Huachinangos eram os vagabundos que faziam escambo, jogavam conversa fora e matavam as horas por falta de trabalho.
— Senhorita... procura garoto? — perguntou o vagabundo.
— Um garoto branco, espanhol, com olhos muito claros… Você o viu?
— Sim, sim! Eu conheço.
— Onde está?
— Escondido.
Isabel e o criado estavam convencidos de que se tratava de Cándido.
— Eu levo você, mas aí você me dá uns reales.
— Darei depois que você me levar até ele.
— Nããão — disse o homem, dando meia-volta.
Isabel não sabia o que pensar... E se fosse verdade? E se soubesse do paradeiro de Cándido? Ao fim e ao cabo, não havia tantos garotos loiros de olhos azuis.
— Está bem — disse. — Tome. — Entregou-lhe algumas moedas. — Agora me leve até ele.
O homem era um dos vinte mil miseráveis que pipocavam pela capital. A maioria passava a noite ao relento e deitava ao sol durante o dia, envolta em mantas de flanela. O homem a conduziu por dois canais e, então, por ruelas ladeadas por casas de madeira e adobe com teto de palha. Andaram um bom tempo, longe do centro, ela sendo alvo dos olhares das vizinhas que se perguntavam o que fazia naquelas ruelas uma senhora espanhola acompanhada por um huachinango. A expectativa de encontrar Cándido atenuava o medo de estar em um subúrbio perigoso e cheio de imundícies, onde ratos brigavam por restos de comida. Por fim, chegaram a um jacal, uma choça indígena de apenas um ambiente e teto de palha. Enquanto seus olhos se acostumavam à escuridão, e seu olfato, ao fedor, Isabel discerniu panelas e caçarolas de barro, colheres de vários tipos, cestos para armazenar provisões e um fogão para esquentar a água e cozinhar milho. De repente, escutou um grito gutural e se assustou ao ver que um ser disforme se lançava contra ela. Caiu no chão de barro e tentou se debater. O criado fugiu apavorado da choça.
— Ele não é violento, só quer abraçar você! — disse o huachinango.
Isabel percebeu que aquele monstro com lábio leporino e espinha bífida era um garoto deficiente. Deslocava-se de quatro, pela distância que lhe permitia a corrente que tinha ao redor do pescoço.
— Menino branco! — repetia o huachinango.
Sim, era muito branco, pois além de tudo era albino.
— Tem olhos claros, muito claros — dizia, para demonstrar que não a havia enganado.

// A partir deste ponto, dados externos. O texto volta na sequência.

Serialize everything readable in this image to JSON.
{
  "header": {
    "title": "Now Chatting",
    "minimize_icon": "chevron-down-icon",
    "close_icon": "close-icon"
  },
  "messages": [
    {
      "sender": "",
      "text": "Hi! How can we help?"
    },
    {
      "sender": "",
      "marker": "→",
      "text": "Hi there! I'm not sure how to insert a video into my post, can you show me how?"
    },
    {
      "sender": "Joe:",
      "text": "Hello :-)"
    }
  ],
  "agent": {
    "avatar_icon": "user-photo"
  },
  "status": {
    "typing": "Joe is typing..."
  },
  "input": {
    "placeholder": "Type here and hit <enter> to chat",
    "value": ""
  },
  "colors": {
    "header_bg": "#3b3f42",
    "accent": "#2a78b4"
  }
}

Aquele garoto era cego e tinha as pupilas brancas. A família lhe dava de comer, mas não o tirava dali jamais por vergonha e por acreditar que um garoto assim atrairia a fúria dos deuses. Só emitia sons guturais, mas era capaz de demonstrar afeto. Isabel deu a ele um dos doces que havia comprado, e o garoto saltou feito um macaco para comê-lo. Estava sujo, tinha o cabelo grosso e as unhas pretas e encurvadas de tão compridas. Provocava nela uma mistura de espanto e piedade. Mas ela o acariciou, pouco a pouco, primeiro as mãos, então o rosto. O garoto foi se apaziguando, erguia o pescoço, e um fio de saliva caiu por seus lábios rasgados. Emitia um som rouco de prazer, como um animal selvagem. Isabel ficou lá por um longo tempo, comunicando-se por gestos e pelo olhar, até que o garoto pegou no sono. Então, saiu na ponta dos pés.
— Me dê reales, me dê! — dizia a ela o huachinango. — Queria garoto branco, olhos claros, eu trouxe você até um garoto muito branco com olhos brancos!
Ela tirou moedas de uma bolsinha de couro e entregou-as ao vagabundo, que se ajoelhou em um gesto de agradecimento.
— É muito, senhora — disse o criado.
— Vamos ao Zócalo.
Inquieta, mandou o criado com as compras para casa e entrou na catedral, na mesma praça. Precisava de sossego, queria apagar o fogo que queimava suas entranhas. Ajoelhou-se e, furiosa com Deus, perguntou por que permitia semelhantes injustiças, por que não lhe devolvia Cándido. Então, acalmou-se e rezou pelos mortos, Ignacia e Jacobo, e pelos vivos, seu filho Benito, os outros no patronato; rogou para que os expedicionários adoecidos sarassem logo... Entrou em um estado de semiconsciência e se deixou levar por devaneios: via Salvany, sorridente, satisfeito por ter cumprido com sua extraordinária missão, disposto a passar o resto de seus dias com ela. Aquele sonho era um bálsamo para sua alma dolorida.